JPS repairs 300 street lights on MoBay’s Elegant Corridor
MONTEGO BAY, St James — In less than a month, the Jamaica Public Service Company (JPS) has repaired about 300 street lights on Montego Bay’s Elegant Corridor which is fast earning a reputation as a crash hot spot.
The work started in late December after Cabinet approved a long-awaited transfer, to the JPS, of responsibility for street lights on a number of major thoroughfares. Oversight initially rested with the National Works Agency (NWA).

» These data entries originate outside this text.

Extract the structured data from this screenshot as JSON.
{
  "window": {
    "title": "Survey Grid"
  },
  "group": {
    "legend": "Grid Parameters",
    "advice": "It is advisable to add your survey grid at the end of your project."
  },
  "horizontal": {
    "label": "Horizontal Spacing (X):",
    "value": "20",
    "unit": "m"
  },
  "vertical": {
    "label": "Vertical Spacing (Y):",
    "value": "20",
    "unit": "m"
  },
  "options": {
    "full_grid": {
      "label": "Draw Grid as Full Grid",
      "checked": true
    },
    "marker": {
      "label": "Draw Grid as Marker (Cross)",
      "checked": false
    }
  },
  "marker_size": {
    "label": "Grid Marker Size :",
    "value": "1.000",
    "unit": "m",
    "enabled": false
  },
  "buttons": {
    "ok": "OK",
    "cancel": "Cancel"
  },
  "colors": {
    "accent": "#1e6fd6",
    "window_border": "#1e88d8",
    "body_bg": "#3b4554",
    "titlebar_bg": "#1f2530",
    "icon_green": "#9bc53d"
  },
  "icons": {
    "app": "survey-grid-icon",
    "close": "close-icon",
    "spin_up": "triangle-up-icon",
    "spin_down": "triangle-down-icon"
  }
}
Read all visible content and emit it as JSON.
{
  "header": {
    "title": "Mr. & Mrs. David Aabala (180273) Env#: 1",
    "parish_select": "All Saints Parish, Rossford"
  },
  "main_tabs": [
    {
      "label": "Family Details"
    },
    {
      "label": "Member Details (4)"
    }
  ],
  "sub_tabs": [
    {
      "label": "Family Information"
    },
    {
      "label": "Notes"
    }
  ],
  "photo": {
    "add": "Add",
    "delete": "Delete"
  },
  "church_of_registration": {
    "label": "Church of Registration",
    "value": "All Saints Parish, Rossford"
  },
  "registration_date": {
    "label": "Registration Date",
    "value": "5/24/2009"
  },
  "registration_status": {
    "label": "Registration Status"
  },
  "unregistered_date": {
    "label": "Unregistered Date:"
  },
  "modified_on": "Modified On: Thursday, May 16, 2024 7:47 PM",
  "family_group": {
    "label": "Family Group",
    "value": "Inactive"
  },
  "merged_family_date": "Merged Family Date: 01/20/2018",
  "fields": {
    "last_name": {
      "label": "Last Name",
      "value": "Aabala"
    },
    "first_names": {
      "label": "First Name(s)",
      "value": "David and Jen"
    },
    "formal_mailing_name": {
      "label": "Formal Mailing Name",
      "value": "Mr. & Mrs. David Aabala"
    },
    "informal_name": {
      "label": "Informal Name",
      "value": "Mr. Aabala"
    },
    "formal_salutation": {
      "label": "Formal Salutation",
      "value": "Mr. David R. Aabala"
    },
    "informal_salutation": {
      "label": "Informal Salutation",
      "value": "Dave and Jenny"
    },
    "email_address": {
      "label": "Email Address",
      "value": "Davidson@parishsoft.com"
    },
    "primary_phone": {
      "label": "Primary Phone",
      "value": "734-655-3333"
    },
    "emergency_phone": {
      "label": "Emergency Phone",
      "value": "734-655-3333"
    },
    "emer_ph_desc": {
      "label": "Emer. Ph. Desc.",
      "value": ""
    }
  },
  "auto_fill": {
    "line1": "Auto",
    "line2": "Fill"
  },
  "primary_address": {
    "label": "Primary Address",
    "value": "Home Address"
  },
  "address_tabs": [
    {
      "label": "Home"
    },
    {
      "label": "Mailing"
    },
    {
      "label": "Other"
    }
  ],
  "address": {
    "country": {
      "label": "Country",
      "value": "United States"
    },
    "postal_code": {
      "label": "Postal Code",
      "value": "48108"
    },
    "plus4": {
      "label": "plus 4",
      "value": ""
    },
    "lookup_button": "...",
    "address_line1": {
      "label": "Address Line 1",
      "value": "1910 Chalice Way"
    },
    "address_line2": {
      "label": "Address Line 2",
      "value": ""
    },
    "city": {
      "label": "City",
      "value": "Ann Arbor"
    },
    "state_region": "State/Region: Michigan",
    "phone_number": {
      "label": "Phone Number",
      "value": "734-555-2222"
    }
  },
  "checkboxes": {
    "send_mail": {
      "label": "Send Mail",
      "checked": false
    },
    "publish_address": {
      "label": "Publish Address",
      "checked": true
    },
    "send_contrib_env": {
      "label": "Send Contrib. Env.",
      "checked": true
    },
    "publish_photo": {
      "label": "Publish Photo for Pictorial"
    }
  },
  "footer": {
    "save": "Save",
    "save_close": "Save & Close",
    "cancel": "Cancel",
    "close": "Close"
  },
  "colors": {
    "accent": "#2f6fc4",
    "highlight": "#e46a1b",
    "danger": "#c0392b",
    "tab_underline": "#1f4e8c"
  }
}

“Cabinet recently approved a framework for the phased handing over of these street lights to JPS over a three-year period. The contract to facilitate the handing over is being worked on,” JPS Director of Corporate Communications Winsome Callum told the Jamaica Observer earlier this week.
Speaking specifically to the Elegant Corridor she said “very minimal” repairs were “done by JPS in good faith to ensure that there was some lighting of the corridor for the Christmas season”. Since then, work has continued even though the lights still remain the responsibility of the NWA, Callum said.
When the handover is completed it is expected that close to 2,000 lights will be transferred to the JPS in the parishes of St James, Kingston, and St Andrew. These include sections of Hope Road, Old Hope Road, Trafalgar Road, Washington Boulevard, Harbour View to Rockfort, Michael Manley Boulevard and the Bogue Road in St James.
There have long been calls for repairs to be made to malfunctioning lights that have left long stretches of the heavily-trafficked Elegant Corridor — which runs from Lilliput to Sangster International Airport in Montego Bay — in darkness. Last June, Minister of Tourism Edmund Bartlett said he was distressed at the inadequacy of illumination on the road and the slow pace at which the problem was being addressed. He said, then, that money had been provided through the Tourism Enhancement Fund to the NWA to address the issue.